Transcranial Magnetic Stimulation and Brain Plasticity in Post-Stroke Recovery
Transcranial Magnetic Stimulation and Brain Plasticity in Post-Stroke Recovery
Transcranial Magnetic Stimulation (TMS) is a completely harmless technique that allows specific areas of the brain to be stimulated.
By generating magnetic fields (1.5 - 2 tesla) of very short duration (< 1 msec) inside a toroid made of copper coils, and bringing the same close to the scalp, a very short-duration current is induced in the underlying brain, with the opposite direction to the current circulating in the toroid, without activating the nociceptors of the skin, muscles, or meninges.
This results in painless excitation of the neurons beneath the toroid. TMS allows mapping the connections of the motor system and defining its excitability.
The evoked response can be derived from various muscles of the body, including those of the masticatory apparatus. In fact, stimulation of the scalp about 2 cm laterally to the central point of the scalp, identified as Cz according to the International 10-20 System of Jasper, evokes an electromyographic response recordable in the pterygoid and masseter muscles contralateral to the stimulated cortical area.

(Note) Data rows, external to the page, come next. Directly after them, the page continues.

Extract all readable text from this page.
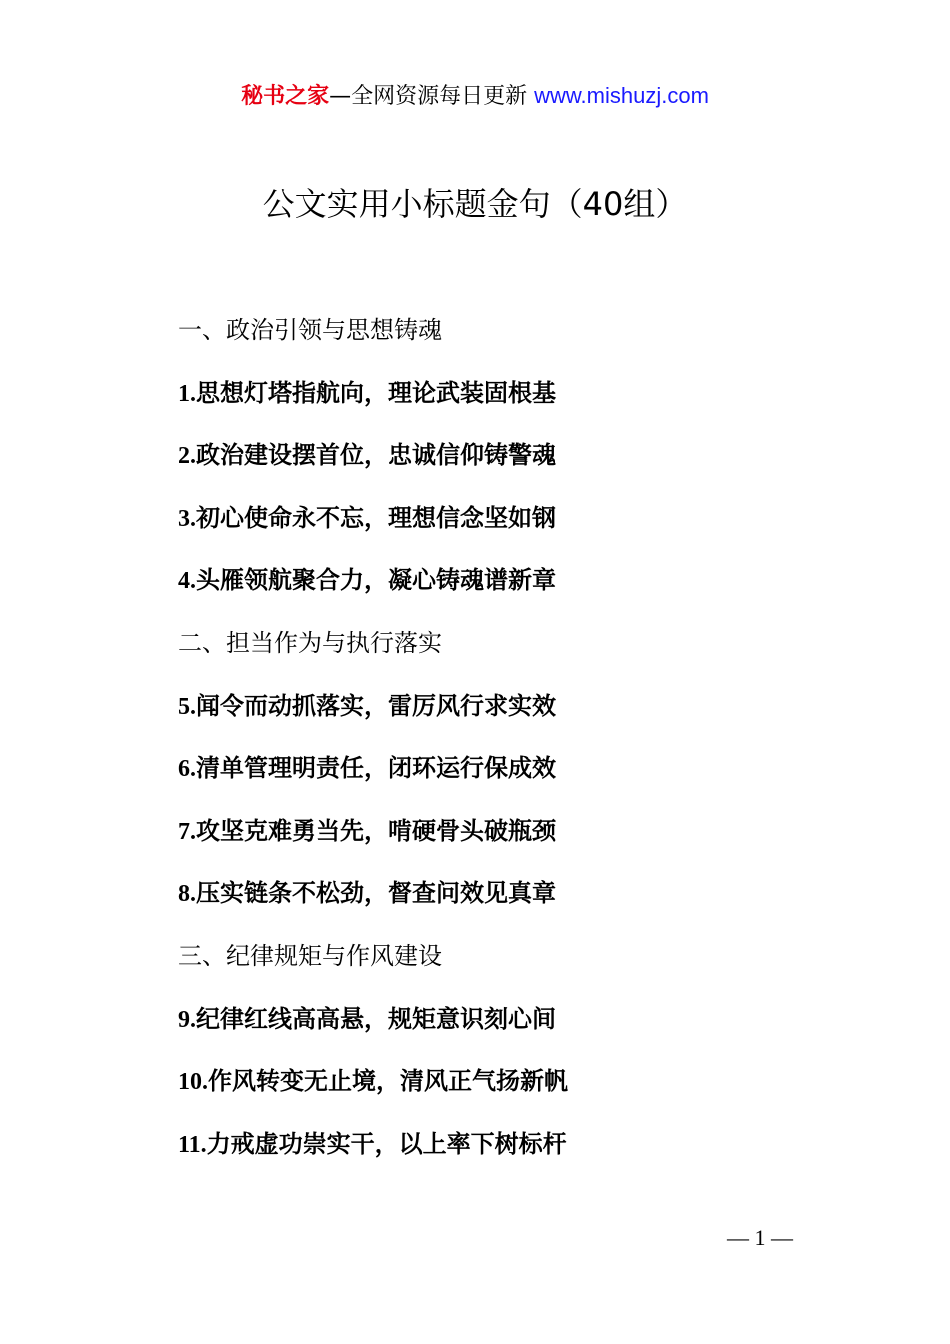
秘书之家—全网资源每日更新 www.mishuzj.com
公文实用小标题金句（40组）
一、政治引领与思想铸魂
1.思想灯塔指航向，理论武装固根基
2.政治建设摆首位，忠诚信仰铸警魂
3.初心使命永不忘，理想信念坚如钢
4.头雁领航聚合力，凝心铸魂谱新章
二、担当作为与执行落实
5.闻令而动抓落实，雷厉风行求实效
6.清单管理明责任，闭环运行保成效
7.攻坚克难勇当先，啃硬骨头破瓶颈
8.压实链条不松劲，督查问效见真章
三、纪律规矩与作风建设
9.纪律红线高高悬，规矩意识刻心间
10.作风转变无止境，清风正气扬新帆
11.力戒虚功崇实干，以上率下树标杆
— 1 —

Multiple Motor Cortical Maps: Different body parts, such as the arm, leg, or face, have predominant representation in specific brain areas, but the representations of muscles of the same body part may overlap. In this respect, the motor cortex differs from the sensory cortex, which is organized in a simpler topography. For example, the cortical motor activity maps for the muscles that move different fingers are essentially the same, while in the sensory cortex, different fingers are represented separately, like the keys of a piano. Recent studies conducted at our center using TMS, stimulating the motor cortex and recording the motor response evoked from 12 muscles of the upper limb, have demonstrated that the neuron pools that govern various muscle groups have different excitability, accompanied by different scalp representation. Some muscles, in fact, showed a tendency to organize into “clusters,” aggregating into maps that widely overlapped each other, along with well-defined and separate hot-spot zones (point from which a motor response of minimum latency and maximum amplitude can be elicited) (Rossini and Pauri 2000, Fig.2).
This observation confirms the idea that the motor cortex is distributed over a network that extends across the entire strip of the classic M1 area of Brodmann, corroborating experimental data suggesting the existence of multiple motor cortical maps from both the primary and secondary motor and premotor cortices, with multiple topographically organized descending corticospinal pathways. Studies conducted with PET, fMRI, TMS, and EEG all agree on these basic concepts.
The pioneering studies by Merzenich and collaborators, conducted on monkeys, demonstrated that the organization of the sensory cortex changes after the transient or permanent loss of sensory information from a part of the body (e.g., a limb). Similar observations have been made by Donoghue and collaborators on the motor cortex. These studies showed that the cortex, no longer connected to the periphery, does not remain inactive but is “invaded” by the representation of body parts adjacent to the deafferented area, which had, in other words, been deprived of sensory information. Following reversible deafferentation, there is a temporary rearrangement of the somatotopic organization of the fingers in the primary somatosensory cortex, consisting of the expansion or displacement of cortical areas activated by the stimulation of unanesthetized fingers at the expense of cortical neurons deprived of sensory feedback.
Conclusions: The study results in stroke patients indicate that the affected hemisphere often undergoes significant remodelling of the sensory and motor somatotopy of the hand outside the usual control areas and/or an expansion of the hand representation area. The unaffected hemisphere, in turn, undergoes a reorganization process, albeit to a lesser extent. Ultimately, interhemispheric asymmetry appears to be the parameter with the highest sensitivity in describing brain reorganization following unilateral hemispheric injury. The importance of plastic phenomena in the recovery process highlights the importance of adequate physiotherapy. Taub and collaborators have advocated for the utility of resistance movement-based physiotherapy, forcing the use of hemiplegic limbs, even in chronic and apparently stabilized conditions. An expansion of the cortical map of muscles during the recovery phase has also been demonstrated in these patients. Even 6 years after a stroke, cortical motor output can be modified: with a “forced-use” paradigm, patients showed both an improvement in motor skill level and an enlargement of the motor representation area, while the cortical area related to the “healthy” limb, which was kept immobilized, contracted. Post-lesional recovery, as evidenced by the progressive normalization of cortical excitability, recovery of motor response amplitude, and latency, does not seem to be influenced by the rehabilitative method used, whether those using a peripheral-proprioceptive approach or those using a central-cognitive approach.